I would like to acknowledge and thank the Coast Salish nations for hosting us on their territory.
My name is Anna Kemp. I am a mother, a freelance journalist and I run my own business here in Victoria. I stand firmly against the proposed Northern Gateway Project.
I grew up here on Vancouver Island. As a child, I dug for clams on Galiano beaches, I caught fish and crabs off docks, I hiked in the forest and explored the Gulf islands with my family on our sailboat. I have seen killer whales, bears, seals, sea lions, otters, minks, cormorants, eagles, ravens and many other birds, animals and sea creatures of our region.
I have a five year old boy. Among the greatest pleasures of my life is taking him to the beaches and forests of our wild coast, sharing with him the beauty and mystery of this place where we live.
I was 15 years old in 1989, when the Exxon-Valdez oil spill happened. Of course, there were many oil spills in the news before that point, but that one shook me awake. I will never forget that event and its devastating consequences: how the wildlife was decimated, how recovery efforts were frustrated by the remote location, and by just how difficult it is to clean up an oil spill.
Since then, the oil spills continue. I googled oil spill, coming up with a list of spills over the last 20 years and there are so many, every year. Boats sink, pipelines fissure, refineries leak, rigs are damaged. It happens. A lot.
Now, to think of building a pipeline, through an extremely treacherous mountain range, prone to avalanche and largely inaccessible in winter, down to a coastline in an active earthquake zone, then sending giant bitumen-laden tankers through the inside passage infamous for its currents and unpredictable winter weather… all without risking an oil spill? It seems profound and sobering folly.
What we have here in coastal BC is a unique and delicate ecosystem. The ecosystem is already under pressure: our salmon stocks are extremely fragile, wildlife is being squeezed by development and pollution. To put this coastline at such extreme risk needs careful weighing of the benefits.
But what are the benefits? For three years there will be jobs. Numbers vary, but a general estimate is around 2000 workers for three years. After that, according to Enbridge, less than 200 permanent jobs will be created by this project.
200. There are 2.4 million working people in BC.
If we want to build jobs, why would we ship unrefined bitumen instead of refining it here in Canada?
And how does it make sense to import oil from the Middle East while simultaneously shipping it to China?
And what about investing in renewable and green energy sources? According to a Climate Justice Project Report put out in 2012 by the CCPA, a 5 billion dollar investment in green jobs and industries (the estimated cost of this project) would create between three and 34 times the number of jobs.
Building jobs for us is clearly not their top priority.
Both Enbridge, and its supporters in the government, portray the pipeline as a catalyst for economic growth in the North.
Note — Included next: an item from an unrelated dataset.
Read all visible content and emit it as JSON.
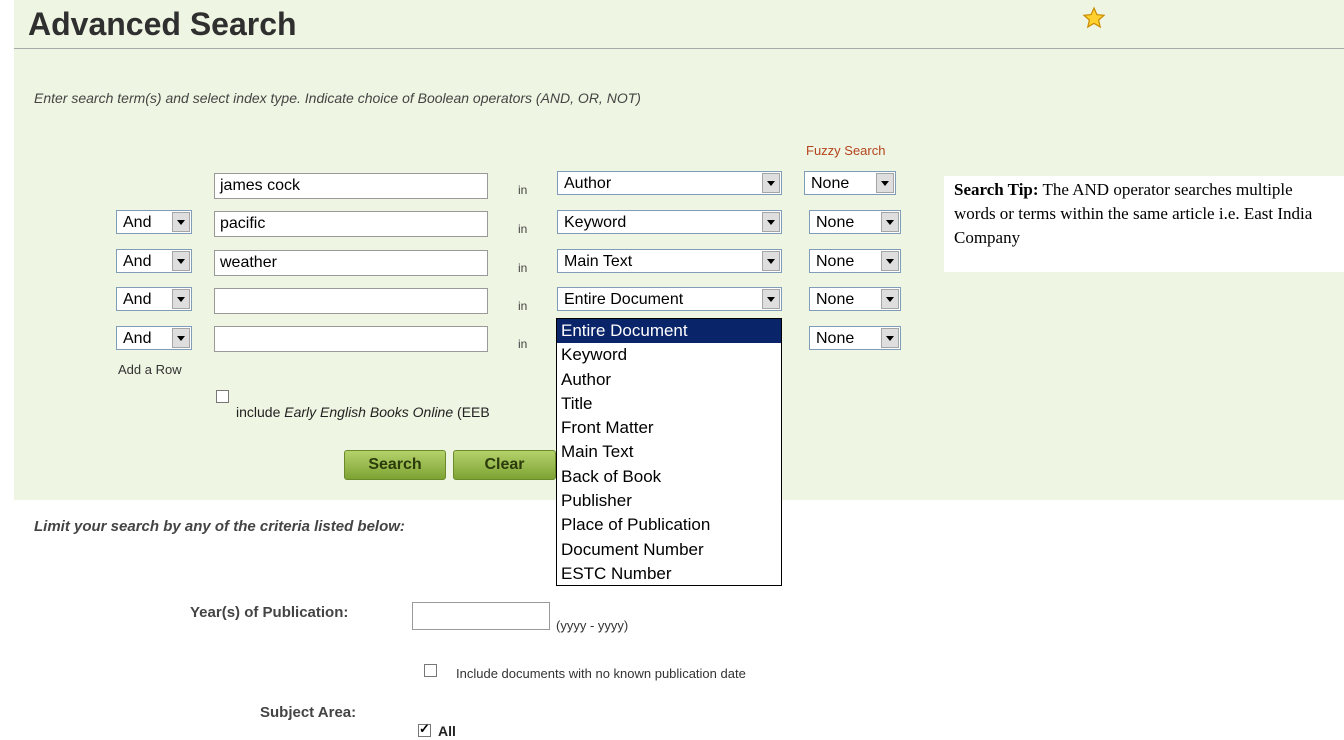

But this is simply not true.
Enbridge investors and oil sands producers will benefit, not working British Columbians. In fact, we will be bearing the deeper costs of this project.
If there is an oil spill: communities who subsist off the land and sea will pay, the fishing industry will pay, the tourism industry will pay, people who live on the coast or along the path of the proposed pipeline will pay. And we all bear the health and environmental costs of increased carbon emissions.
I support the Coastal First Nations Declaration and the Save the Fraser Declaration and stand against tankers on our coast. My views are echoed by the majority in this province.
I thank the panel for the opportunity to share my opinion.